Good luck if you speculate here. Looks like their is some balance in the points and speculators have some thoughts to take into their own DD.

Member Avatar peterod (84.33) Submitted: 11/30/2011 10:42:13 PM
Recs: 0

well something seems off here from my point of veiw.... we have a stock that earlier this year was trading around 8.....not a whole lot of new info since then other than things have improved for the company albeit minimally if you wish....the stock is now@1.40??? I just think may be possible that the market has extended itself on the downside and has got this one wrong for now to say the least whether or not the company turns around......

Member Avatar TSIF (99.96) Submitted: 12/1/2011 10:14:33 AM
Recs: 1

Hi Peterod,

The company has lost or written off $10.88 the last year. Sometimes writeoffs are not as deterimental to the bottomline as the market assigns. Overall, however, the analogy that it was trading around $8 is the same logic used by others who say it was trading around $30 two years ago. One issue with that type of logic, besides what has/hasn't changed over the time period, is the assumption that the market had it right priced at the higher price in the past.

All in all, I'm all for having a speculator stock in your portfolio if it's done with eyes wide open in a limited dollar play that you've mentally written most of off before you make it. One that has been pumped, however, with excess inflation built in would not be my type of spec play until it cools back off ,but to each his own.

Good luck.

Member Avatar peterod (84.33) Submitted: 12/1/2011 11:56:36 AM
Recs: 1

Agreed.... It's always best to wait for a pullback with these things and keep them in a diversified portfolio...nobody knows the future and it may even hit a new low from here... best!

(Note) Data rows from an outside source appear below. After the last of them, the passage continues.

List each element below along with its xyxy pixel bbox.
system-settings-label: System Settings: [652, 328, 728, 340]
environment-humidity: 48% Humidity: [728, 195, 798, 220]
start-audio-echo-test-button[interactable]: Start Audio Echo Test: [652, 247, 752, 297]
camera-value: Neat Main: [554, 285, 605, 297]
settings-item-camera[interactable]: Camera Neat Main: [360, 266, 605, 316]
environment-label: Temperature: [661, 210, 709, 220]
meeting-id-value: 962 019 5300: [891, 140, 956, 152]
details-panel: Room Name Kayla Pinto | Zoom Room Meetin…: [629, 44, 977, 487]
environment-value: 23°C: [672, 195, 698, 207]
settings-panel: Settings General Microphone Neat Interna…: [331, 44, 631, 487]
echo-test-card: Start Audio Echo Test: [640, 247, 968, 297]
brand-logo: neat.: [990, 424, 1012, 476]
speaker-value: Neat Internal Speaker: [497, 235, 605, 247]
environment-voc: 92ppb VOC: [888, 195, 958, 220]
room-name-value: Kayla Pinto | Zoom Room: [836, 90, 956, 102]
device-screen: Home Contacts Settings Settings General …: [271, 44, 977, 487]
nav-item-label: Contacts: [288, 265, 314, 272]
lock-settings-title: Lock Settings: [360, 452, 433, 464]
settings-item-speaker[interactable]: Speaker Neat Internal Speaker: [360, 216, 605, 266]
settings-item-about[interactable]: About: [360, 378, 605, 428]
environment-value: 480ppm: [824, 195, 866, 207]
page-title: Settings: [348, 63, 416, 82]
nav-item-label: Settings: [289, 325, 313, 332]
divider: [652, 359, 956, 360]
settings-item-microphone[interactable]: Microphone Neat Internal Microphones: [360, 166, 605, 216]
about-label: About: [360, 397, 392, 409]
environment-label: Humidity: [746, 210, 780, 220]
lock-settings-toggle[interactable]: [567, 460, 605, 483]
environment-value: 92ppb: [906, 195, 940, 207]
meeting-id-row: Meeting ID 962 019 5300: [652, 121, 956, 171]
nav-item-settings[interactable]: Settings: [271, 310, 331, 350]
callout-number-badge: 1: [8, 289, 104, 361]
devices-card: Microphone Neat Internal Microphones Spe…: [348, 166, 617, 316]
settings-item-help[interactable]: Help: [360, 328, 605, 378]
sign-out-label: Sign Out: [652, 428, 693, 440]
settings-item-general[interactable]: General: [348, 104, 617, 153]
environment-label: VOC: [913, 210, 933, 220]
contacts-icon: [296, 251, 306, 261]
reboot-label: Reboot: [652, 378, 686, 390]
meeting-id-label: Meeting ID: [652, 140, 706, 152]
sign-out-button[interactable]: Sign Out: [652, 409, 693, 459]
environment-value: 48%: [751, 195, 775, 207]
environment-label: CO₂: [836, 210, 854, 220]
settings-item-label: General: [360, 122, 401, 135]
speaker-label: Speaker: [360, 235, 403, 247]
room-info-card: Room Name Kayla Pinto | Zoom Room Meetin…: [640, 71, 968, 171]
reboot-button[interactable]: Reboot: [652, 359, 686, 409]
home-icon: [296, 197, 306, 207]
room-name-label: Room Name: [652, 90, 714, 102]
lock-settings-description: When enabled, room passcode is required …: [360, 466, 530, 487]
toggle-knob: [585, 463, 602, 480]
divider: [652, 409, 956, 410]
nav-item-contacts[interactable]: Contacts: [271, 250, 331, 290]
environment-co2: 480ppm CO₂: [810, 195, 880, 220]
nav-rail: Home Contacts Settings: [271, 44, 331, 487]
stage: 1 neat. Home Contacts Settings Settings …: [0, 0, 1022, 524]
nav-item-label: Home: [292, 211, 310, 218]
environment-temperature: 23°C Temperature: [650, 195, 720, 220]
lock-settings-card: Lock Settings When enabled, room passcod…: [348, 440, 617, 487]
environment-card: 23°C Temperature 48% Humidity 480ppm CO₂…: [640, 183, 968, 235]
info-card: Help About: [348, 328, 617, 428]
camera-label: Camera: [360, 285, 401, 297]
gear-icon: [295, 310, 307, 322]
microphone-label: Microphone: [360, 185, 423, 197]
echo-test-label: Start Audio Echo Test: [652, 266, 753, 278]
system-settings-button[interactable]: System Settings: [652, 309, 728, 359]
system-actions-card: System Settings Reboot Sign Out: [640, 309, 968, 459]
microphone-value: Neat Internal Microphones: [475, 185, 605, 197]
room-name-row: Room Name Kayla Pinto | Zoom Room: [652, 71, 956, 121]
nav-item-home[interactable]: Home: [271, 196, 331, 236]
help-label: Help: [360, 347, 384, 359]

Member Avatar BuffettJunior1 (97.67) Submitted: 12/1/2011 8:58:24 PM
Recs: 2


I strongly suggest that you read a book called "Common Stocks and Uncommon Profits." It was written by Philip Fisher, and is easily one of the best investment books ever written. It will teach you that a stocks past price should be ignored because its meaningless. Just because a stock used to trade at 50 per share and today it trades at 5 per share, this does not mean its undervalued. This also does not mean that the stock will ever go back to its old trading price. What you should focus on is the fundamentals of the business. Only buy if the stock is trading at a large discount to its intrinsic value.

Member Avatar peterod (84.33) Submitted: 12/2/2011 11:12:14 AM
Recs: 1 point was that the fundamentals are the same if not stronger today and the stock price is lower... of course valuation is subjective, particularly in this case. The cash flow here is valuable, it just a just a matter of belief whether or not you think they will continue is the main question....if you think that they will, then the company is worth a lot, if not then maybe 50 cents is to high a price.

Member Avatar TSIF (99.96) Submitted: 12/2/2011 12:37:23 PM
Recs: 1

It sounds like you are on the right track Peterod, I guess Buffet and I were just confused by your own pitch on DEXO.
Pitch by: peterod 11/03/11 12:04 PM "Going to $50 over the next 3 years or so.....the best turnaround play in the advertising market."

It sounds like you just get enthused about some of your picks which can be a great thing sometimes for encouragement, etc.

It appears that despite your one line pitches that enthusiastic pitches you are hiding quite a bit under that hood of your "car"!! Good call on DEXO at $0.58, but stay on the tracks!!!

Great call on AMR also, looks like it nudged up enough to keep you from the 90% threshhold for the BK charm, but you'll get it eventually, if not AMR certainly something else.

Buffet, thanks for the book pointer. I'm always looking for a few ideas for reference material or to pass along.

Member Avatar bradford86 (99.72) Submitted: 1/8/2012 12:59:23 PM
Recs: 0

i like dexo, i own it.

if you like dexo, look at YLO traded on the toronto.